Aquí me limito a sintetizar su producción de libros y folletos, sin tomar en cuenta las más que múltiples colaboraciones dispersas en publicaciones periódicas de Nicaragua desde 1963.

Poesía

Variada en temas y registros, su poesía fue la primera de su generación que alcanzó reconocimiento internacional: la mención honorífica en el concurso celebrado en México (octubre, 1968) con motivo de las olimpiadas mundiales. Traducida parcialmente a ocho idiomas (inglés, francés, italiano, búlgaro, ruso, alemán, esperanto y bangla), comprende catorce plaquetes o poemarios: desde La estrella perdida (1968), pasando por Canto a Nicaragua libre (México, 1981) y tres ediciones de La entrega de los dones (1978, 1983 y 2011), la antología Inventario contra la muerte (Valencia, España, 2001) y La camisa férrea de mil puntas cruentas (2003), hasta Extrabases y otras sorpresas / Memorial de nuestras glorias beisboleras (2013).
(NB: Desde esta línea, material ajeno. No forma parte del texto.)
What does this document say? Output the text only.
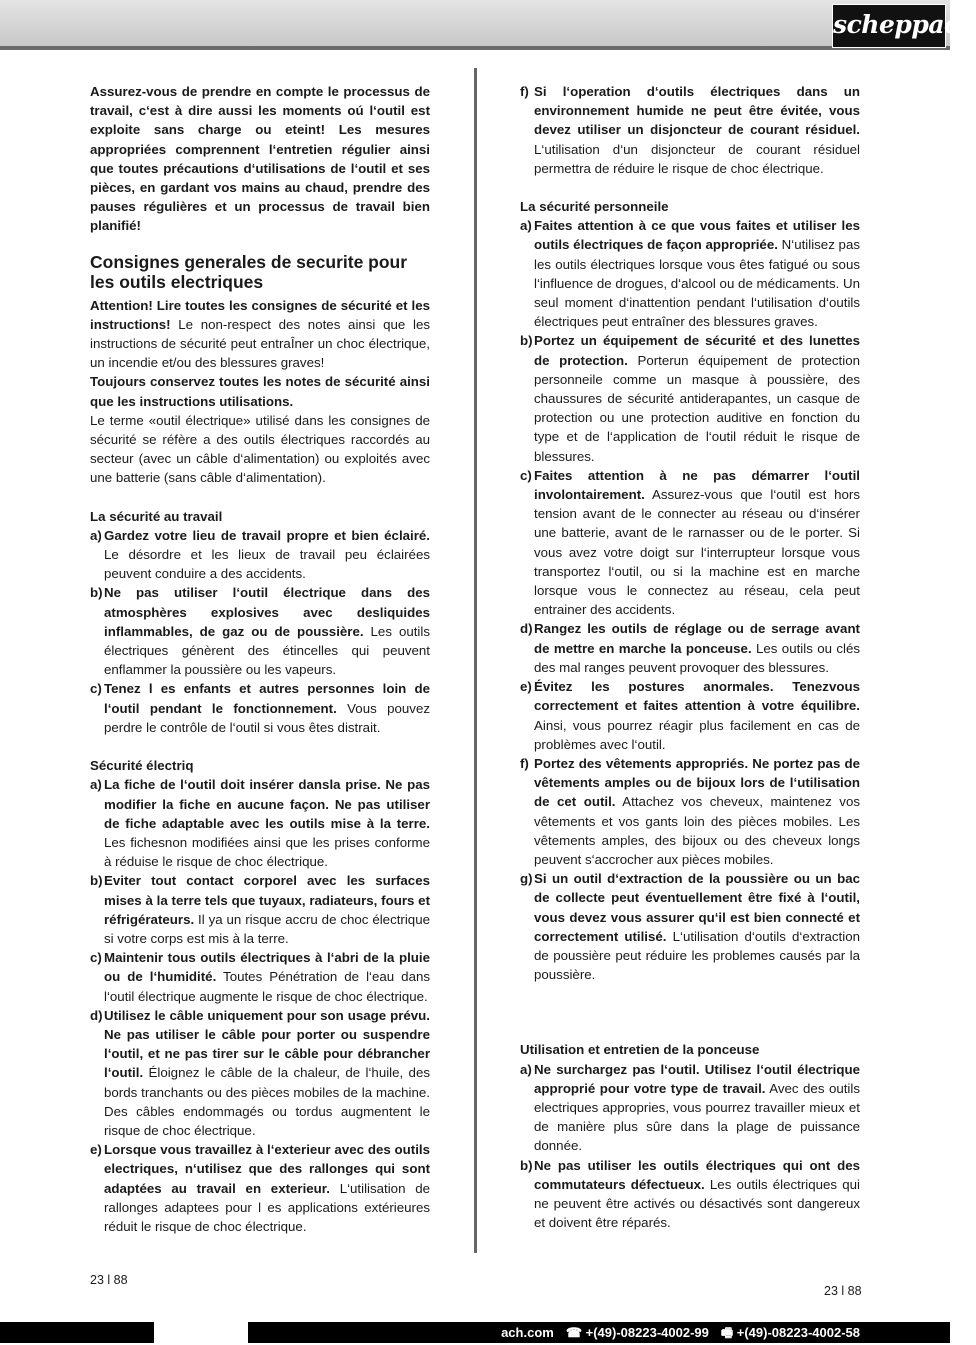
scheppach

Assurez-vous de prendre en compte le processus de travail, c‘est à dire aussi les moments oú l‘outil est exploite sans charge ou eteint! Les mesures appropriées comprennent l‘entretien régulier ainsi que toutes précautions d‘utilisations de l‘outil et ses pièces, en gardant vos mains au chaud, prendre des pauses régulières et un processus de travail bien planifié!

Consignes generales de securite pour les outils electriques

Attention! Lire toutes les consignes de sécurité et les instructions! Le non-respect des notes ainsi que les instructions de sécurité peut entraÎner un choc électrique, un incendie et/ou des blessures graves!

Toujours conservez toutes les notes de sécurité ainsi que les instructions utilisations.

Le terme «outil électrique» utilisé dans les consignes de sécurité se réfère a des outils électriques raccordés au secteur (avec un câble d‘alimentation) ou exploités avec une batterie (sans câble d‘alimentation).

La sécurité au travail
a) Gardez votre lieu de travail propre et bien éclairé. Le désordre et les lieux de travail peu éclairées peuvent conduire a des accidents.
b) Ne pas utiliser l‘outil électrique dans des atmosphères explosives avec desliquides inflammables, de gaz ou de poussière. Les outils électriques génèrent des étincelles qui peuvent enflammer la poussière ou les vapeurs.
c) Tenez l es enfants et autres personnes loin de l‘outil pendant le fonctionnement. Vous pouvez perdre le contrôle de l‘outil si vous êtes distrait.
Sécurité électriq
a) La fiche de l‘outil doit insérer dansla prise. Ne pas modifier la fiche en aucune façon. Ne pas utiliser de fiche adaptable avec les outils mise à la terre. Les fichesnon modifiées ainsi que les prises conforme à réduise le risque de choc électrique.
b) Eviter tout contact corporel avec les surfaces mises à la terre tels que tuyaux, radiateurs, fours et réfrigérateurs. Il ya un risque accru de choc électrique si votre corps est mis à la terre.
c) Maintenir tous outils électriques à l‘abri de la pluie ou de l‘humidité. Toutes Pénétration de l‘eau dans l‘outil électrique augmente le risque de choc électrique.
d) Utilisez le câble uniquement pour son usage prévu. Ne pas utiliser le câble pour porter ou suspendre l‘outil, et ne pas tirer sur le câble pour débrancher l‘outil. Éloignez le câble de la chaleur, de l‘huile, des bords tranchants ou des pièces mobiles de la machine. Des câbles endommagés ou tordus augmentent le risque de choc électrique.
e) Lorsque vous travaillez à l‘exterieur avec des outils electriques, n‘utilisez que des rallonges qui sont adaptées au travail en exterieur. L‘utilisation de rallonges adaptees pour l es applications extérieures réduit le risque de choc électrique.
f) Si l‘operation d‘outils électriques dans un environnement humide ne peut être évitée, vous devez utiliser un disjoncteur de courant résiduel. L‘utilisation d‘un disjoncteur de courant résiduel permettra de réduire le risque de choc électrique.
La sécurité personneile
a) Faites attention à ce que vous faites et utiliser les outils électriques de façon appropriée. N‘utilisez pas les outils électriques lorsque vous êtes fatigué ou sous l‘influence de drogues, d‘alcool ou de médicaments. Un seul moment d‘inattention pendant l‘utilisation d‘outils électriques peut entraîner des blessures graves.
b) Portez un équipement de sécurité et des lunettes de protection. Porterun équipement de protection personneile comme un masque à poussière, des chaussures de sécurité antiderapantes, un casque de protection ou une protection auditive en fonction du type et de l‘application de l‘outil réduit le risque de blessures.
c) Faites attention à ne pas démarrer l‘outil involontairement. Assurez-vous que l‘outil est hors tension avant de le connecter au réseau ou d‘insérer une batterie, avant de le rarnasser ou de le porter. Si vous avez votre doigt sur l‘interrupteur lorsque vous transportez l‘outil, ou si la machine est en marche lorsque vous le connectez au réseau, cela peut entrainer des accidents.
d) Rangez les outils de réglage ou de serrage avant de mettre en marche la ponceuse. Les outils ou clés des mal ranges peuvent provoquer des blessures.
e) Évitez les postures anormales. Tenezvous correctement et faites attention à votre équilibre. Ainsi, vous pourrez réagir plus facilement en cas de problèmes avec l‘outil.
f) Portez des vêtements appropriés. Ne portez pas de vêtements amples ou de bijoux lors de l‘utilisation de cet outil. Attachez vos cheveux, maintenez vos vêtements et vos gants loin des pièces mobiles. Les vêtements amples, des bijoux ou des cheveux longs peuvent s‘accrocher aux pièces mobiles.
g) Si un outil d‘extraction de la poussière ou un bac de collecte peut éventuellement être fixé à l‘outil, vous devez vous assurer qu‘il est bien connecté et correctement utilisé. L‘utilisation d‘outils d‘extraction de poussière peut réduire les problemes causés par la poussière.
Utilisation et entretien de la ponceuse
a) Ne surchargez pas l‘outil. Utilisez l‘outil électrique approprié pour votre type de travail. Avec des outils electriques appropries, vous pourrez travailler mieux et de manière plus sûre dans la plage de puissance donnée.
b) Ne pas utiliser les outils électriques qui ont des commutateurs défectueux. Les outils électriques qui ne peuvent être activés ou désactivés sont dangereux et doivent être réparés.
23 l 88
23 l 88
ach.com ☎ +(49)-08223-4002-99 🖷 +(49)-08223-4002-58
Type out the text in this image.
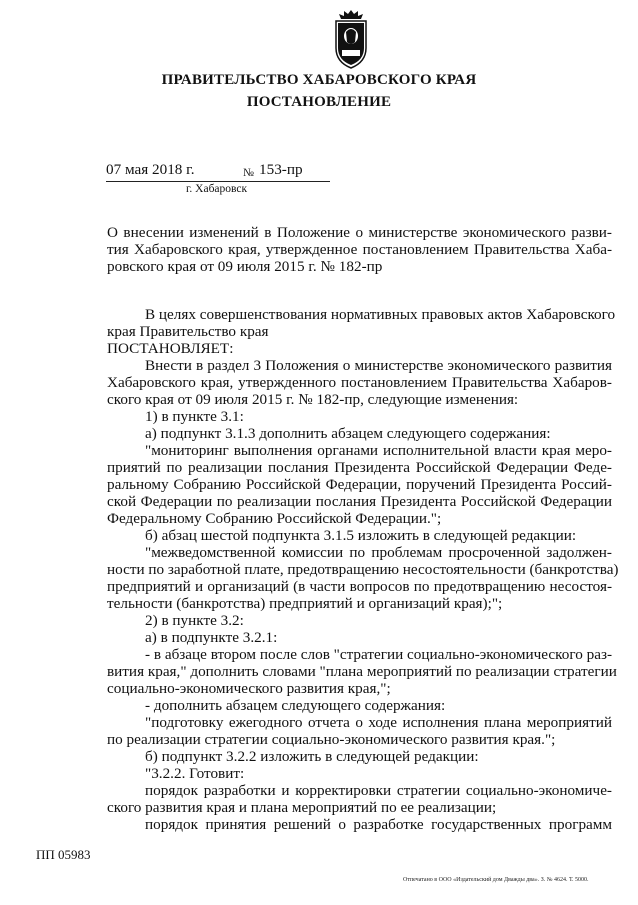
ПРАВИТЕЛЬСТВО ХАБАРОВСКОГО КРАЯ
ПОСТАНОВЛЕНИЕ
07 мая 2018 г.	№ 153-пр
г. Хабаровск
О внесении изменений в Положение о министерстве экономического разви-
тия Хабаровского края, утвержденное постановлением Правительства Хаба-
ровского края от 09 июля 2015 г. № 182-пр
В целях совершенствования нормативных правовых актов Хабаровского
края Правительство края
ПОСТАНОВЛЯЕТ:
Внести в раздел 3 Положения о министерстве экономического развития
Хабаровского края, утвержденного постановлением Правительства Хабаров-
ского края от 09 июля 2015 г. № 182-пр, следующие изменения:
1) в пункте 3.1:
а) подпункт 3.1.3 дополнить абзацем следующего содержания:
"мониторинг выполнения органами исполнительной власти края меро-
приятий по реализации послания Президента Российской Федерации Феде-
ральному Собранию Российской Федерации, поручений Президента Россий-
ской Федерации по реализации послания Президента Российской Федерации
Федеральному Собранию Российской Федерации.";
б) абзац шестой подпункта 3.1.5 изложить в следующей редакции:
"межведомственной комиссии по проблемам просроченной задолжен-
ности по заработной плате, предотвращению несостоятельности (банкротства)
предприятий и организаций (в части вопросов по предотвращению несостоя-
тельности (банкротства) предприятий и организаций края);";
2) в пункте 3.2:
а) в подпункте 3.2.1:
- в абзаце втором после слов "стратегии социально-экономического раз-
вития края," дополнить словами "плана мероприятий по реализации стратегии
социально-экономического развития края,";
- дополнить абзацем следующего содержания:
"подготовку ежегодного отчета о ходе исполнения плана мероприятий
по реализации стратегии социально-экономического развития края.";
б) подпункт 3.2.2 изложить в следующей редакции:
"3.2.2. Готовит:
порядок разработки и корректировки стратегии социально-экономиче-
ского развития края и плана мероприятий по ее реализации;
порядок принятия решений о разработке государственных программ
ПП 05983
Отпечатано в ООО «Издательский дом Дважды два». З. № 4624. Т. 5000.
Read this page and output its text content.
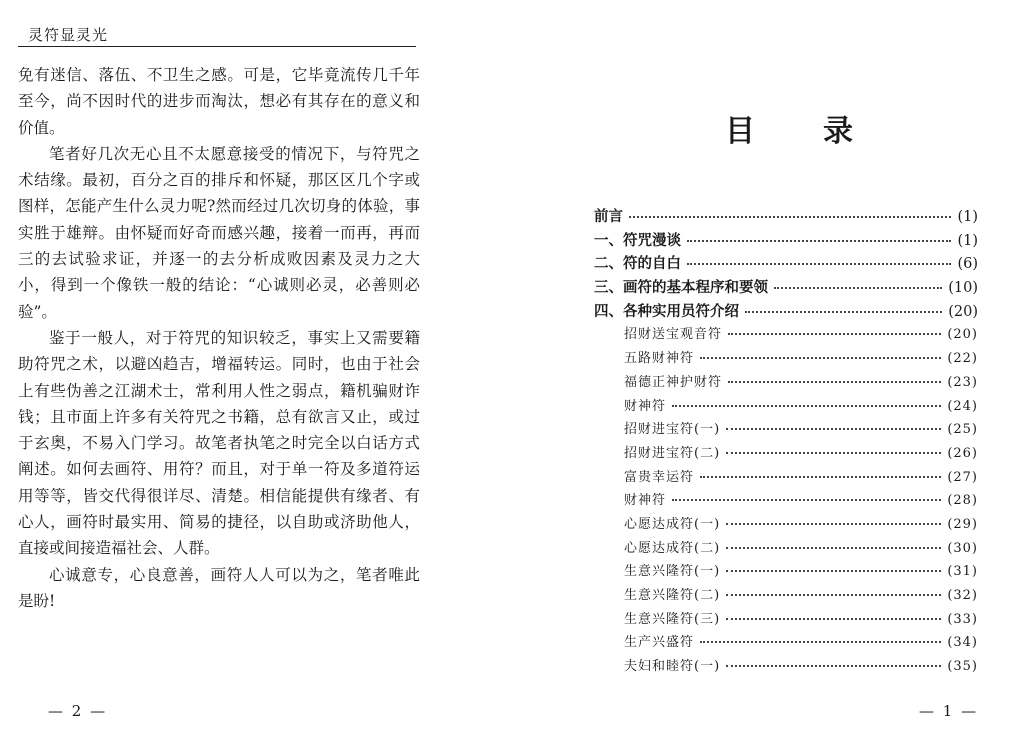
灵符显灵光

免有迷信、落伍、不卫生之感。可是，它毕竟流传几千年至今，尚不因时代的进步而淘汰，想必有其存在的意义和价值。

笔者好几次无心且不太愿意接受的情况下，与符咒之术结缘。最初，百分之百的排斥和怀疑，那区区几个字或图样，怎能产生什么灵力呢?然而经过几次切身的体验，事实胜于雄辩。由怀疑而好奇而感兴趣，接着一而再，再而三的去试验求证，并逐一的去分析成败因素及灵力之大小，得到一个像铁一般的结论：“心诚则必灵，必善则必验”。

鉴于一般人，对于符咒的知识较乏，事实上又需要籍助符咒之术，以避凶趋吉，增福转运。同时，也由于社会上有些伪善之江湖术士，常利用人性之弱点，籍机骗财诈钱；且市面上许多有关符咒之书籍，总有欲言又止，或过于玄奥，不易入门学习。故笔者执笔之时完全以白话方式阐述。如何去画符、用符？而且，对于单一符及多道符运用等等，皆交代得很详尽、清楚。相信能提供有缘者、有心人，画符时最实用、简易的捷径，以自助或济助他人，直接或间接造福社会、人群。

心诚意专，心良意善，画符人人可以为之，笔者唯此是盼!

— 2 —
目录
前言	(1)
一、符咒漫谈	(1)
二、符的自白	(6)
三、画符的基本程序和要领	(10)
四、各种实用员符介绍	(20)
招财送宝观音符	(20)
五路财神符	(22)
福德正神护财符	(23)
财神符	(24)
招财进宝符(一)	(25)
招财进宝符(二)	(26)
富贵幸运符	(27)
财神符	(28)
心愿达成符(一)	(29)
心愿达成符(二)	(30)
生意兴隆符(一)	(31)
生意兴隆符(二)	(32)
生意兴隆符(三)	(33)
生产兴盛符	(34)
夫妇和睦符(一)	(35)
— 1 —
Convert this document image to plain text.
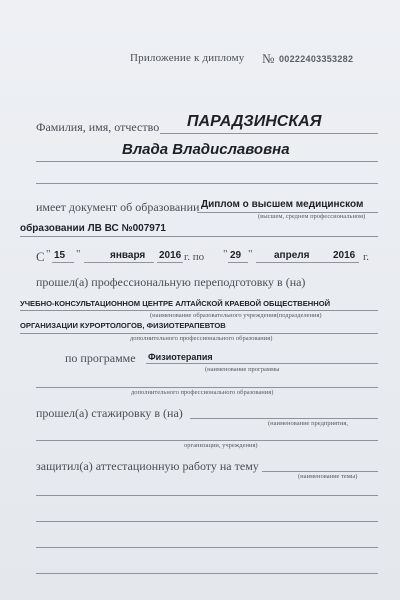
Приложение к диплому № 00222403353282
Фамилия, имя, отчество ПАРАДЗИНСКАЯ
Влада Владиславовна
имеет документ об образовании Диплом о высшем медицинском
(высшем, среднем профессиональном)
образовании ЛВ ВС №007971
С " 15 "	января 2016 г. по " 29 " апреля 2016 г.
прошел(а) профессиональную переподготовку в (на)
УЧЕБНО-КОНСУЛЬТАЦИОННОМ ЦЕНТРЕ АЛТАЙСКОЙ КРАЕВОЙ ОБЩЕСТВЕННОЙ
(наименование образовательного учреждения(подразделения)
ОРГАНИЗАЦИИ КУРОРТОЛОГОВ, ФИЗИОТЕРАПЕВТОВ
дополнительного профессионального образования)
по программе Физиотерапия
(наименование программы
дополнительного профессионального образования)
прошел(а) стажировку в (на)
(наименование предприятия,
организации, учреждения)
защитил(а) аттестационную работу на тему
(наименование темы)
Sus poemas figuran en 41 antologías. Una se editó en Alemania, otra en Costa Rica, otras en Bulgaria, Bangladesh, Cuba, Argentina y Chile; dos en España, otras dos en los Estados Unidos y también dos en Francia e Italia, las restantes se han publicado en Nicaragua.

Narrativa

La narrativa de Jorge Eduardo Arellano (JEA) incluye, entre otros títulos, Historias nicaragüenses (1974) y Retratos de hombres libres (1982), incorporados al nutrido volumen Silva de breve ficción (2008). Cuatro antologías nacionales recogen sus relatos y una mexicana, Narrativa hispanoamericana: 1896-1981, de Ángel Flores, su pieza “Kid Tamariz”, traducida al inglés en la revista canadiense Impulse (1984). Ha publicado, además, dos novelas cortas: Timbucos y calandracas con cuatro ediciones (1982, 1996, 2004, 2013) y El libro del buen amorcito con dos (1984 y 2008), más el primer tomo de su autobiografía Memorial de los 60 (2015).

Crítica e historia literarias

De hecho, JEA, el el fundador de la historiografía literaria de Nicaragua con las seis ediciones de su Panorama de la literatura nicaragüense (1966, 1968, 1977, 1982, 1986, 1996); las tres investigaciones sobre el movimiento nicaragüense de Vanguardia (1969, 1971, 1992), el Inventario teatral de Nicaragua (1989), las Voces indígenas y letras coloniales de Nicaragua y Centroamérica (2002), La novela nicaragüense: 1876-1959 (2012) y La poesía nica en 166 antologías (2013).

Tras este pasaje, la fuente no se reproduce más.